Investigations on Spark and Corona Ignition of Oxymethylene Ether-1 and Dimethyl Carbonate Blends with Gasoline by High-Speed Evaluation of OH* Chemiluminescence
- Thorsten Langhorst - Karlsruhe Institute of Technology (KIT) ,
- Olaf Toedter - Karlsruhe Institute of Technology (KIT) ,
- Thomas Koch - Karlsruhe Institute of Technology (KIT) ,
- Benjamin Niethammer - Karlsruhe Institute of Technology (KIT) ,
- Ulrich Arnold - Karlsruhe Institute of Technology (KIT) ,
- Jörg Sauer - Karlsruhe Institute of Technology (KIT)
Journal Article
04-11-01-0001
ISSN: 1946-3952, e-ISSN: 1946-3960
Sector:
Topic:
Citation:
Langhorst, T., Toedter, O., Koch, T., Niethammer, B. et al., "Investigations on Spark and Corona Ignition of Oxymethylene Ether-1 and Dimethyl Carbonate Blends with Gasoline by High-Speed Evaluation of OH* Chemiluminescence," SAE Int.

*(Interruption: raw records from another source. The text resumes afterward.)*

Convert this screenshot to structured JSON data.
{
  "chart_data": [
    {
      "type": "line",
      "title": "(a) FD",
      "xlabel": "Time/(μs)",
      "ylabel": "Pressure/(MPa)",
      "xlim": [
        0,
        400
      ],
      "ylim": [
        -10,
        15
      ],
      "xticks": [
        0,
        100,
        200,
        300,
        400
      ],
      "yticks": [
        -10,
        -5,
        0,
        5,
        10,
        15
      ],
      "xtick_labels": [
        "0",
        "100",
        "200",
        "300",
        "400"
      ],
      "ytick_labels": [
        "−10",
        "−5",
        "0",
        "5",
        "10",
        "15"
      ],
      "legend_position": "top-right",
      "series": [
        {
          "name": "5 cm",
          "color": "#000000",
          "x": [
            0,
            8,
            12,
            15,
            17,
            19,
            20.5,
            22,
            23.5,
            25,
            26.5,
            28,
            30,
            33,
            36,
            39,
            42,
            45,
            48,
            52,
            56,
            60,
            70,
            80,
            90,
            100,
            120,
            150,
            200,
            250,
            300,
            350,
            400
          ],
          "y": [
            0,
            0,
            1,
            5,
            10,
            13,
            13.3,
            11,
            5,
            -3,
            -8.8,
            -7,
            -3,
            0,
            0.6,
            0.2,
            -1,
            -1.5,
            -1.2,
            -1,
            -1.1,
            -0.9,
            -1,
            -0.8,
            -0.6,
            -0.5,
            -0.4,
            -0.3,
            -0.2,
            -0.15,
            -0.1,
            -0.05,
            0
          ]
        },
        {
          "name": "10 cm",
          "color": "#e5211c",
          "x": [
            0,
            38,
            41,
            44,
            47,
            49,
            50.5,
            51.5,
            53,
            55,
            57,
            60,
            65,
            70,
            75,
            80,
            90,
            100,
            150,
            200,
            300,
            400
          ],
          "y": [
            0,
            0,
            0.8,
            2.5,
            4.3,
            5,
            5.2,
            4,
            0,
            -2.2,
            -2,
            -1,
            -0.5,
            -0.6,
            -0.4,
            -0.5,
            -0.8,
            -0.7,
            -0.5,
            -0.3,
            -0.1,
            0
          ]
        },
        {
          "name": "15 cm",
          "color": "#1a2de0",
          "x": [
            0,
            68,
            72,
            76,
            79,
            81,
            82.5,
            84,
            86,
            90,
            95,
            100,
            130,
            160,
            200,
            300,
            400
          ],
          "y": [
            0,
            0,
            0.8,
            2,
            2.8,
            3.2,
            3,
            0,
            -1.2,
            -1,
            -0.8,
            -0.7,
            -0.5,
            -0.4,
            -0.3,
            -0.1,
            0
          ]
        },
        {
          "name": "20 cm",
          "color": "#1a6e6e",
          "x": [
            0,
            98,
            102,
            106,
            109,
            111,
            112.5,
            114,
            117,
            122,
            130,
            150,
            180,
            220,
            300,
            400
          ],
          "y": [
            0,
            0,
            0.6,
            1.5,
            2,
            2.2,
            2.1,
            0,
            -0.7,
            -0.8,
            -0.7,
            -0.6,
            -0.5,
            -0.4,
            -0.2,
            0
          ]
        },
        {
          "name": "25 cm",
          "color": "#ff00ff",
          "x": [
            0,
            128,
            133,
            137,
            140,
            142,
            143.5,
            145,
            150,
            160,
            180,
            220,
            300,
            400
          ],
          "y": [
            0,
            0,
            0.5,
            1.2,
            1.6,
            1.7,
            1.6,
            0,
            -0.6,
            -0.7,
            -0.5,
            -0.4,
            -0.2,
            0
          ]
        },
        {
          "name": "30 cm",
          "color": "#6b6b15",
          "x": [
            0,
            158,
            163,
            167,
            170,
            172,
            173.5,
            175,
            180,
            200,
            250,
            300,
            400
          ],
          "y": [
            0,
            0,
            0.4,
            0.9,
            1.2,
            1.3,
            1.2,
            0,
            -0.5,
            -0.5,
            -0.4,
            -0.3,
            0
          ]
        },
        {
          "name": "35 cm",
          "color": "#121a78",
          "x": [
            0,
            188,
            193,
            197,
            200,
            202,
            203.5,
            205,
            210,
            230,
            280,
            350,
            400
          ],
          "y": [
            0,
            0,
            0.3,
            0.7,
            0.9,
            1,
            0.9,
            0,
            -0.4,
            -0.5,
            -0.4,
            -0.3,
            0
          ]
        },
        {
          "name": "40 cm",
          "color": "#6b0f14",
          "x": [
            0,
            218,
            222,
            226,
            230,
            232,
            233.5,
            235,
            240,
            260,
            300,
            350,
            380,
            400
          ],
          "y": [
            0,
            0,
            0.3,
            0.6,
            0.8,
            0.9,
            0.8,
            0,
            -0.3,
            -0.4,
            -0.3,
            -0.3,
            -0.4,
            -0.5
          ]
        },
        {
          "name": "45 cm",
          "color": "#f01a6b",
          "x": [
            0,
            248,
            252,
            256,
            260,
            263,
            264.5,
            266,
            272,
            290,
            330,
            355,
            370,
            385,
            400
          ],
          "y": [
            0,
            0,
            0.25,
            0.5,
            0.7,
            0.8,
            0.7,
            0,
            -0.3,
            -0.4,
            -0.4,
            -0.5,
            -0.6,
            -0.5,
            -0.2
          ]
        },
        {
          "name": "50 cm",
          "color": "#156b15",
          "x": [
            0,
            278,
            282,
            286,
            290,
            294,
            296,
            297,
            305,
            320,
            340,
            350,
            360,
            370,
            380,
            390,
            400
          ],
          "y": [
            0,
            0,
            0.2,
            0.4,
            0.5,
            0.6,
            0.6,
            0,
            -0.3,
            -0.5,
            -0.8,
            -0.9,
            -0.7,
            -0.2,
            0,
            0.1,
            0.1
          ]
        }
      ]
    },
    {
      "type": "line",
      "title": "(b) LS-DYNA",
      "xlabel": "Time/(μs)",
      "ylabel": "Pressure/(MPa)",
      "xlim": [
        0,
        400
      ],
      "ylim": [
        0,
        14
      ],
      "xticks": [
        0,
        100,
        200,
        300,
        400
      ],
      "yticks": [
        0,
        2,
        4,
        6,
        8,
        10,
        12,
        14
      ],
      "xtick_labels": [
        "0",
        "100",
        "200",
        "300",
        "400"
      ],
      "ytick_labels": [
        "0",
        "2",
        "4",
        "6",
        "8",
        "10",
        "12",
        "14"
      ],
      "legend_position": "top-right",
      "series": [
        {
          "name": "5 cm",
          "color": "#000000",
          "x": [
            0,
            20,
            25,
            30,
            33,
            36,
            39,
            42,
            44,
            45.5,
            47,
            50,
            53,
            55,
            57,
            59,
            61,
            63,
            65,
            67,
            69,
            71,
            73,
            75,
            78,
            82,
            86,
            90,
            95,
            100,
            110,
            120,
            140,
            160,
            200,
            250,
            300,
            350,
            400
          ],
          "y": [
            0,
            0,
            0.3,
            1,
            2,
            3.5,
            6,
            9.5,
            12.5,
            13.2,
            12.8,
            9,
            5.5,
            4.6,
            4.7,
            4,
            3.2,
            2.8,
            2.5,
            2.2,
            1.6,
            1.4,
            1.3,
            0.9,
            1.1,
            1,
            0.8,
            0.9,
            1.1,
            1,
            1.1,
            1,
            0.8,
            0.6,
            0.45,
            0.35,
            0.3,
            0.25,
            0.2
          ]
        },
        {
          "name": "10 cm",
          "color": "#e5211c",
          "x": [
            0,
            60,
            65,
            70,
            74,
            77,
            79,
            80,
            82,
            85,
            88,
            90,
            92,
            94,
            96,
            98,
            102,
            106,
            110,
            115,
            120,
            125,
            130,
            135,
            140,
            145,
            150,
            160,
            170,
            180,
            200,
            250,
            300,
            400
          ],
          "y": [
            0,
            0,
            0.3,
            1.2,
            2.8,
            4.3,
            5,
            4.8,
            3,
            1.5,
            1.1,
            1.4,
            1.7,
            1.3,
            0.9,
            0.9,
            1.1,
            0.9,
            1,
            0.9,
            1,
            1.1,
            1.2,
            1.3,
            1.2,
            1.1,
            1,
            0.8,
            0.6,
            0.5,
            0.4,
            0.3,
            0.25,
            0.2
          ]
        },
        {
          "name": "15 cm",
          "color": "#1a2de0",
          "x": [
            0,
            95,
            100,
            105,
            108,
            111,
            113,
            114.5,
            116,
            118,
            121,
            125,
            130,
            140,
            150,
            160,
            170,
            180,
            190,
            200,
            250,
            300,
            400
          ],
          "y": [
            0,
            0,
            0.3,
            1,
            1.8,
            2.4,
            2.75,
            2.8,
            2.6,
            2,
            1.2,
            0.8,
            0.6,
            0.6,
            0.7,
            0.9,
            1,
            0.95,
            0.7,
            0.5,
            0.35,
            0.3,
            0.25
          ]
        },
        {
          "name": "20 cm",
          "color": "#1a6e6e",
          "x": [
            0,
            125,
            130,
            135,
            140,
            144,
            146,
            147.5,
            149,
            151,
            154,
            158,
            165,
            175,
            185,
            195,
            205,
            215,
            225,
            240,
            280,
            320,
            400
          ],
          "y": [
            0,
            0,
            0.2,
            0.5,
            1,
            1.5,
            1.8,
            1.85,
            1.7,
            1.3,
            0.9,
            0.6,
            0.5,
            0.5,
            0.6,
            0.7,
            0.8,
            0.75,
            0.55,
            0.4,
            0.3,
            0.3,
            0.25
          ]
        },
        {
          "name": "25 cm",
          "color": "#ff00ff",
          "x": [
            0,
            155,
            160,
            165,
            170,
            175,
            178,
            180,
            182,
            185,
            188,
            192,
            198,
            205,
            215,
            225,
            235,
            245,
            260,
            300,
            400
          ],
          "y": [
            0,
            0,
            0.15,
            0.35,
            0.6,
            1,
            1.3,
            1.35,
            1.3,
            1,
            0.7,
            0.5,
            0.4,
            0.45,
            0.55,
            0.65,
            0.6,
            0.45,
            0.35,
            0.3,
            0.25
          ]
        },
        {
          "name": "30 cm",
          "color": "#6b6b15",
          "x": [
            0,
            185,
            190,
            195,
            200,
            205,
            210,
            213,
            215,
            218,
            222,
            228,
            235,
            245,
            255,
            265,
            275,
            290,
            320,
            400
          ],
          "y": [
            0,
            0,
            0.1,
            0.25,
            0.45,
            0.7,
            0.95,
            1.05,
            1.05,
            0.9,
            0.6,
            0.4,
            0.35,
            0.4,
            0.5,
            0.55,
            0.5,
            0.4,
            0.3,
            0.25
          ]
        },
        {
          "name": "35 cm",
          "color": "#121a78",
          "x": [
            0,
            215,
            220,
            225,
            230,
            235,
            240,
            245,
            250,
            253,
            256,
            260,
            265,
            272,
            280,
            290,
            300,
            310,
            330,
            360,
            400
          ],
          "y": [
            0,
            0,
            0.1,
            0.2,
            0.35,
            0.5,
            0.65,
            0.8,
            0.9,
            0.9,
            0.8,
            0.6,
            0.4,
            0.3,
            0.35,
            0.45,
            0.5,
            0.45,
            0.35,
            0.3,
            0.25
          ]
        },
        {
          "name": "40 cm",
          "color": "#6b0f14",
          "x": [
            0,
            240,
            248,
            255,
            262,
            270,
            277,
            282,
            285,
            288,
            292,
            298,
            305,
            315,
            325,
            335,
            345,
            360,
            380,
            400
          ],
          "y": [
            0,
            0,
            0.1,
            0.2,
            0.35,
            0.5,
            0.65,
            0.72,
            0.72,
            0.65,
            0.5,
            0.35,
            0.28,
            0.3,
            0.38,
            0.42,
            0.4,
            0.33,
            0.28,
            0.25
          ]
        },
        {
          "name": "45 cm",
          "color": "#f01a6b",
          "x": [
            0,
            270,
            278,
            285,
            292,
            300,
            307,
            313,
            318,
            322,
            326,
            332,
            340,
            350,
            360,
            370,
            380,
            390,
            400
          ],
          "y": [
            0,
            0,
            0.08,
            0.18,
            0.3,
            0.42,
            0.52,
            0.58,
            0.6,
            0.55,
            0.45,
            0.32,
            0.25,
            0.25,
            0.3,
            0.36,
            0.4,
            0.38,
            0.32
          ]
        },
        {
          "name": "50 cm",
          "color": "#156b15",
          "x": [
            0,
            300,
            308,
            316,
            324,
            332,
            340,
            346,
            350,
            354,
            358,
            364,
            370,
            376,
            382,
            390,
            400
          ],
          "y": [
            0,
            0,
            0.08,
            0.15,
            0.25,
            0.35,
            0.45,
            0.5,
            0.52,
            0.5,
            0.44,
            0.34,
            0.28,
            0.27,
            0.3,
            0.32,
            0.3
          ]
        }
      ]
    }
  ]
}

J. Fuels Lubr. 11(1):5-20, 2018, https://doi.org/10.4271/04-11-01-0001.
Language:
English
Abstract:
Bio-fuels of the 2nd generation constitute a key approach to tackle both
Greenhouse Gas (GHG) and air quality challenges associated with combustion
emissions of the transport sector. Since these fuels are obtained of residual
materials of the agricultural industry, well-to-tank CO2 emissions
can be significantly lowered by a closed-cycle of formation and absorption of
CO2. Furthermore, studies of bio-fuels have shown reduced
formation of particulate matter on account of the fuels’ high oxygen content
therefore addressing air quality issues. However, due to the high oxygen content
and other physical parameters these fuels are expected to exhibit different
ignition behaviour. Moreover, the question is whether there is a positive
superimposition of the fuels ignition behaviour with the benefits of an
alternative ignition system, such as a corona ignition. To shed light on these
questions two oxygenic compounds, oxymethylene ether-1 (OME1) and dimethyl
carbonate (DMC) have been studied with respect to OH* emission throughout
ignition and onset of flame-front propagation in a combustion chamber with a
large optical access via a quartz window. OH* measurements have been recorded
via a high-speed optical camera (5 kHz) coupled with 308 nm optical filter and
image intensifier. Sealing material swelling tests have yielded a
perfluoroelastomer (FFKM 72) as an ideal, cost-efficient material regardless of
the applied fuel. Comparative measurements with both ignition systems for
combustion of gasoline as well as moderate blend admixtures of OME1 and DMC have
demonstrated the superior ignition stability with likewise implications on
flame-kernel development for the corona ignition. Furthermore a strong influence
of the mode of discharge on OH* formation rates was observed especially for the
oxygenic blends. Finally, for admixture variations of both oxygenates, an
increased OH* level was shown during discharge thereby proving the hypothesis of
a positive superimposition of oxygenic fuel and corona ignition system.